MS sufferer goes for same treatment that proves a life line for his sister

A grandfather who suffers from multiple sclerosis will travel to Mexico for a pioneering new treatment which has proved life changing for his sister whose own MS left her in a wheelchair.

Thursday, 20th October 2016, 11:30 am
Updated Tuesday, 25th October 2016, 3:47 pm
MS sufferer Anthony Knight.

Anthony Knight (67), of Rimington, is scheduled to have the stem cell therapy – which will cost around £40,000 and last for 28 days – in May.

The treatment, which uses the patient’s own stem cells to prevent rejection, also uses chemotherapy.

Mexico, Canada and some eastern European countries are working with this new treatment, but it is still under trials in the UK.

Anthonys wife Joyce Knight (centre) with the couples daughter Amy Robinson (left) and Jean Wilkinson, the couples son Chriss mother-in-law (right).

The grandfather-of-nine’s condition has gradually worsened over the 30-plus years that he has fought the illness with Anthony now only able to walk to the bottom of his garden and back.

“Anthony used to go for a walk around the village, but in the last six months his condition has got progressively worse every day,” explained Anthony’s wife Joyce, nee Sharpe, (66), who used to be a practice manager in Nelson and Accrington. “Due to Anthony’s deteriorating health, the couple, who live at Pendle Terrace, have been forced to cancel a holiday to Tenerife and trips away in their caravan have also come to an abrupt end thanks to the unpredictable life-limiting condition.

“I’ve got to the stage now where I’ve just had enough,” said Anthony.

“I’m not expecting miracles, but if they can just stop it that would be amazing.”

Anthonys wife Joyce Knight (centre) with the couples daughter Amy Robinson (left) and Jean Wilkinson, the couples son Chriss mother-in-law (right).

For the former waggon driver’s sister Andrea, who lives in New Zealand, the result of the treatment has been just that.

Diagnosed with the debilitating chronic condition in the late 1980s Andrea had been confined 
to a wheelchair before she went for the stem cell therapy last year.

“After the treatment the progression of Andrea’s MS stopped and she is now out of her wheelchair and going to the gym to build up the muscles in her legs,” said Anthony. “It’s amazing that she has the energy 
to do that.”

Andrea emigrated to New Zealand when she was 17 and used to work as a post lady cycling around delivering mail. However, it was when she started to struggle with her balance and started to fall off her bike that Andrea found out that she had MS.

As well as the £40k cost of the treatment, Anthony will have to pay for his flights to Mexico separately. He will also have to pay for a course of drugs once he is home, plus a CT scan and blood tests before he goes.

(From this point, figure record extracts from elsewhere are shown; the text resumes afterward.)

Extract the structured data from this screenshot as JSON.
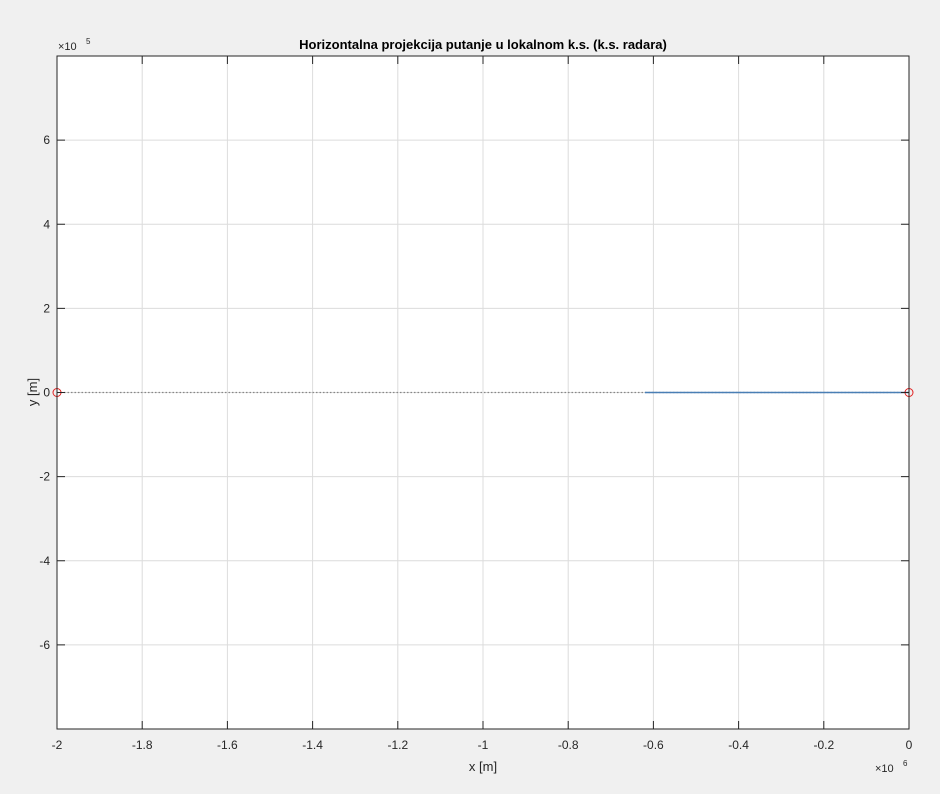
{
  "chart_data": {
    "type": "line",
    "title": "Horizontalna projekcija putanje u lokalnom k.s. (k.s. radara)",
    "xlabel": "x [m]",
    "ylabel": "y [m]",
    "x_exponent_label": "×10",
    "x_exponent_power": "6",
    "y_exponent_label": "×10",
    "y_exponent_power": "5",
    "xlim": [
      -2,
      0
    ],
    "ylim": [
      -8,
      8
    ],
    "x_unit_scale": 1000000,
    "y_unit_scale": 100000,
    "xticks": [
      -2,
      -1.8,
      -1.6,
      -1.4,
      -1.2,
      -1,
      -0.8,
      -0.6,
      -0.4,
      -0.2,
      0
    ],
    "xtick_labels": [
      "-2",
      "-1.8",
      "-1.6",
      "-1.4",
      "-1.2",
      "-1",
      "-0.8",
      "-0.6",
      "-0.4",
      "-0.2",
      "0"
    ],
    "yticks": [
      -6,
      -4,
      -2,
      0,
      2,
      4,
      6
    ],
    "ytick_labels": [
      "-6",
      "-4",
      "-2",
      "0",
      "2",
      "4",
      "6"
    ],
    "grid": true,
    "series": [
      {
        "style": "dotted",
        "color": "#888888",
        "x": [
          -2,
          0
        ],
        "y": [
          0,
          0
        ]
      },
      {
        "style": "solid",
        "color": "#4a7fb5",
        "x": [
          -0.62,
          0
        ],
        "y": [
          0,
          0
        ]
      }
    ],
    "markers": [
      {
        "shape": "circle",
        "color": "#e02020",
        "x": -2,
        "y": 0
      },
      {
        "shape": "circle",
        "color": "#e02020",
        "x": 0,
        "y": 0
      }
    ]
  }
}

The family are therefore now pulling together to help raise funds for father-of-three Anthony’s treatment including the couple’s son Chris and daughters Anna and Amy.

Wife Joyce, who suffers from diabetes and arthritis, has been making and selling a range of items locally on Clitheroe Market as well as at Pendleton Village Hall and in Chipping. She has been helped by her daughter Amy, her son Chris’s wife Heather and Heather’s mother Jean. Her daughter Anna has also been very supportive and is currently making items for Christmas.

Meanwhile, a fundraising party is being held in Chipping in January.

One of Anthony’s other sisters Joanne has also set up a JustGiving page so that people can make donations.

Anthony and Joyce, whose first great-grandchild is due in February, hope that the stem cell treatment can offer the same lifeline to Anthony as it has to his sister.

“I just want it to stop and not get any worse,” Anthony added.